After years of observing investor behavior, I find that many people do not make money in the stock market when trying to invest on their own. What are they missing? Often, a plan and the discipline that is necessary to be successful in choosing, buying and selling investments.
Let’s say that stock goes up because a lot of people are talking about the company; in other words, because there is “buzz” about it. Then it starts to fall because there are really no solid fundamentals that will help the business sustain long-term profitability. The novice investor wants to hold the stock, hoping to get back to its former high. Seldom is that achieved, and soon the investor may face a substantial loss.
A good plan would probably not have allowed you to buy the stock and if you did, you would likely not stay in and ride it down to a loss.

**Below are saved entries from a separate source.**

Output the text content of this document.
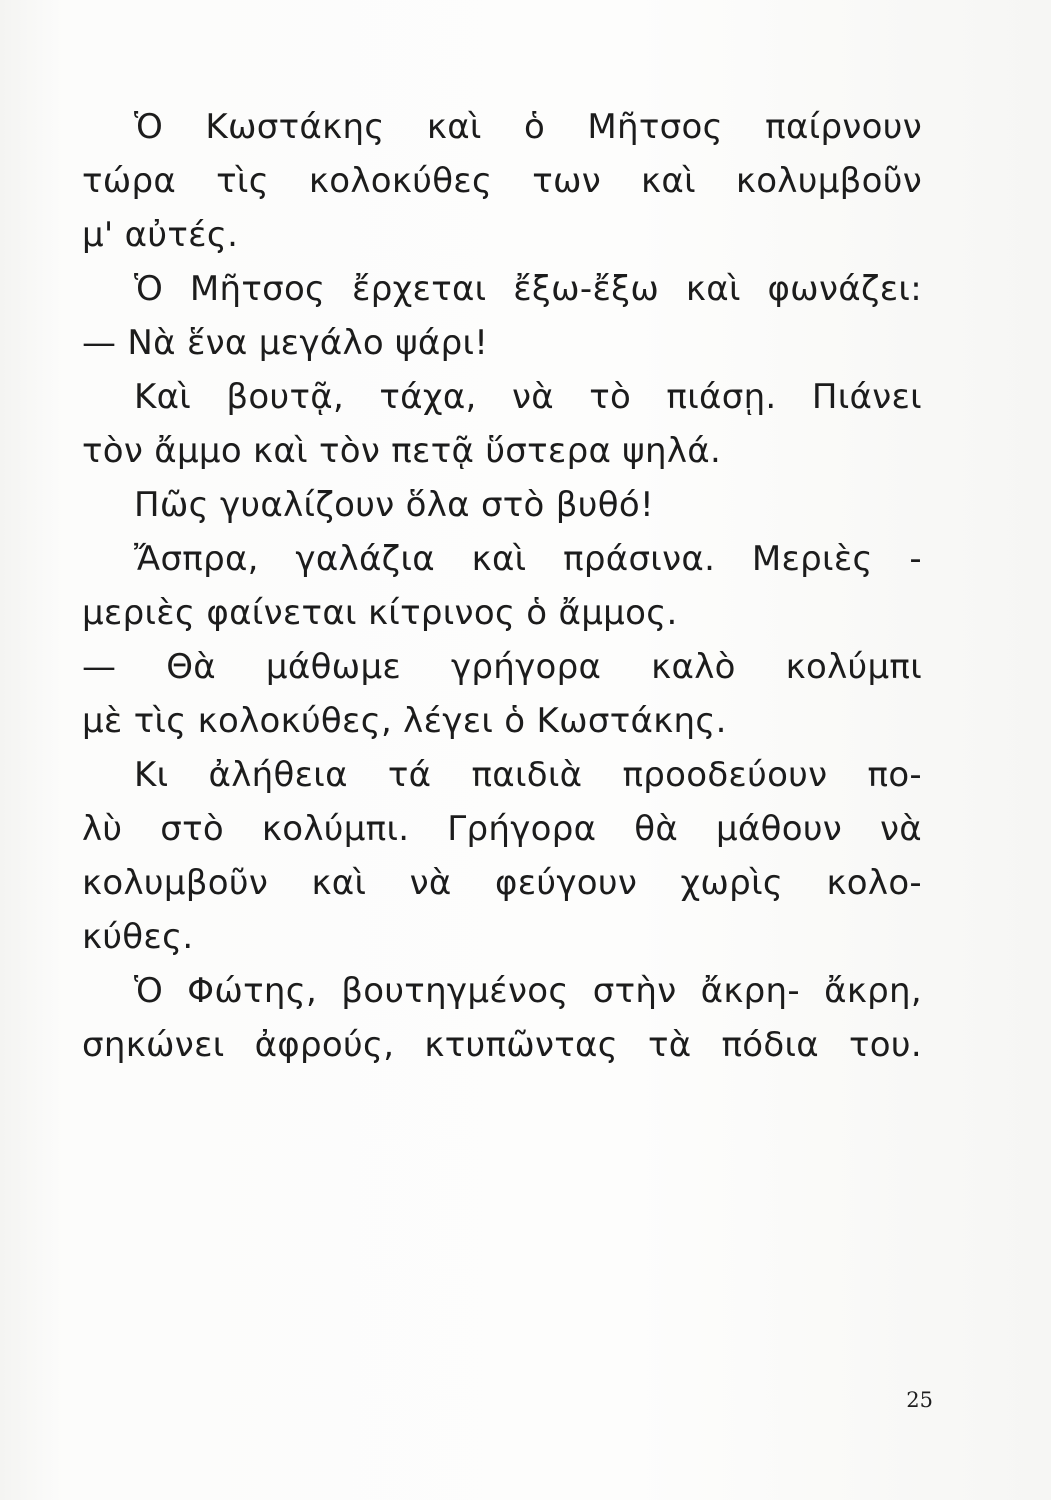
Ὁ Κωστάκης καὶ ὁ Μῆτσος παίρνουν
τώρα τὶς κολοκύθες των καὶ κολυμβοῦν
μ' αὐτές.
Ὁ Μῆτσος ἔρχεται ἔξω-ἔξω καὶ φωνάζει:
— Νὰ ἕνα μεγάλο ψάρι!
Καὶ βουτᾷ, τάχα, νὰ τὸ πιάσῃ. Πιάνει
τὸν ἄμμο καὶ τὸν πετᾷ ὕστερα ψηλά.
Πῶς γυαλίζουν ὅλα στὸ βυθό!
Ἄσπρα, γαλάζια καὶ πράσινα. Μεριὲς -
μεριὲς φαίνεται κίτρινος ὁ ἄμμος.
— Θὰ μάθωμε γρήγορα καλὸ κολύμπι
μὲ τὶς κολοκύθες, λέγει ὁ Κωστάκης.
Κι ἀλήθεια τά παιδιὰ προοδεύουν πο-
λὺ στὸ κολύμπι. Γρήγορα θὰ μάθουν νὰ
κολυμβοῦν καὶ νὰ φεύγουν χωρὶς κολο-
κύθες.
Ὁ Φώτης, βουτηγμένος στὴν ἄκρη- ἄκρη,
σηκώνει ἀφρούς, κτυπῶντας τὰ πόδια του.
25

Another issue is one of timing. People tend to be out of the market when they should be in. Often they have been scared out by a major decline in equity values and they just can’t take it any more. Then they will come back in the market when there is a considerable rise and they think they have missed the boat. Often they will invest in the hot part of the market that is likely already overpriced – and headed for a crash. Then they repeat the whole cycle over again, losing money on every round trip.
Decisions that are made emotionally often lead to failure in the world of investing. The alternative is to be sure your investing decisions are based on solid facts rather than fleeting “buzz.” If you don’t have the time or expertise to do your own research, it’s often best to turn to a professional who can work with you on a plan and help you execute it with the necessary discipline.
What’s the most outlandish “reason” you’ve ever heard for buying a stock?